The appellate court rejected the borrower’s argument that the note was no longer a negotiable instrument as a result of the subsequent modifications. In finding that the note was a negotiable instrument, the appellate court upheld the trial court’s findings that the plaintiff was the holder of the note, and had established a prima facie case for foreclosure. Further, the court found that the plaintiff’s case was not rebutted merely because of the borrower’s argument (which the appellate court did reference as “novel”); the borrower’s contention was rejected outright. A later modification of the note did not strip the note of its status as a negotiable instrument in looking at the terms of the note. As the note itself did not reference or contemplate a separate document or agreement, and as the note was merely modified by a different agreement well after the execution of the document, § 42a-3-106 did not apply.

Vesting of Title — Connecticut utilizes both foreclosures by sale and strict foreclosures. In a strict foreclosure, title to the property vests in the plaintiff by operation of law absent redemption of the judgment debt by either the borrower or any other subsequent encumbrancer. In Pardo, the borrower also made the argument that merely filing a motion to open the judgment stopped the vesting of title with the plaintiff. The court disagreed. The trial court entered judgment on February 2, 2015 with the law days set to commence on May 19, 2015.

The law days are judicially-determined days in which the defendants have to redeem. If they fail to redeem, title passes to the plaintiff. The borrower filed the motion to open the judgment on May 12, 2015. The trial court did not hear the motion until May 26, 2015, which was after title vested with the plaintiff. Because title had passed to the plaintiff, despite the pending motion, there was no relief that the court could provide to the borrower.
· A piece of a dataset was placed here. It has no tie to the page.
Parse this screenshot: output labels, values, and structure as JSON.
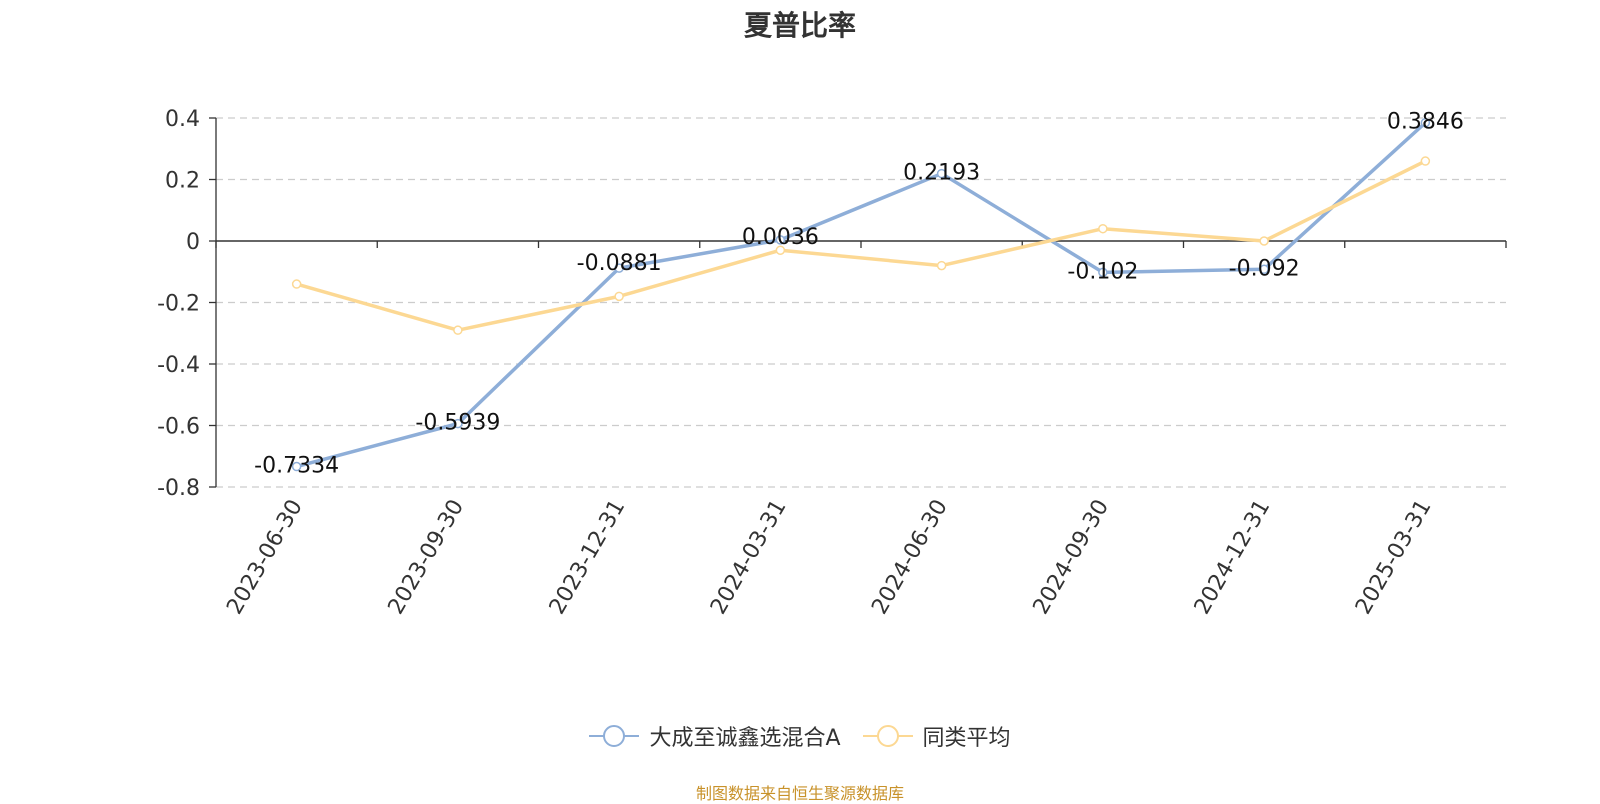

Also worth noting is the court’s holding that the mere filing of a motion to dismiss purporting to challenge standing, and therefore subject matter jurisdiction, does not toll or stay the running of the law days. Generally, courts have held that when an issue of subject matter jurisdiction is raised, there can be no further movement on the case until the issue is decided. Some trial courts have taken the position that an issue of subject matter jurisdiction is raised upon the mere filing of a motion to dismiss. In deciding against that precept, the court in Pardo cited the need for an orderly foreclosure procedure that must, at some point, conclude. To adopt the defendant’s position, the court reasoned, would produce unnecessary delay and interrupt the orderly disposition of foreclosure proceedings.

Closing Words … for Now
Still, this matter is not over. There is another avenue of appeal: specifically, the Connecticut Supreme Court and the borrower has petitioned for review there. As of now, lenders should feel safe that entering a loan modification will not render a note and mortgage unenforceable in Connecticut.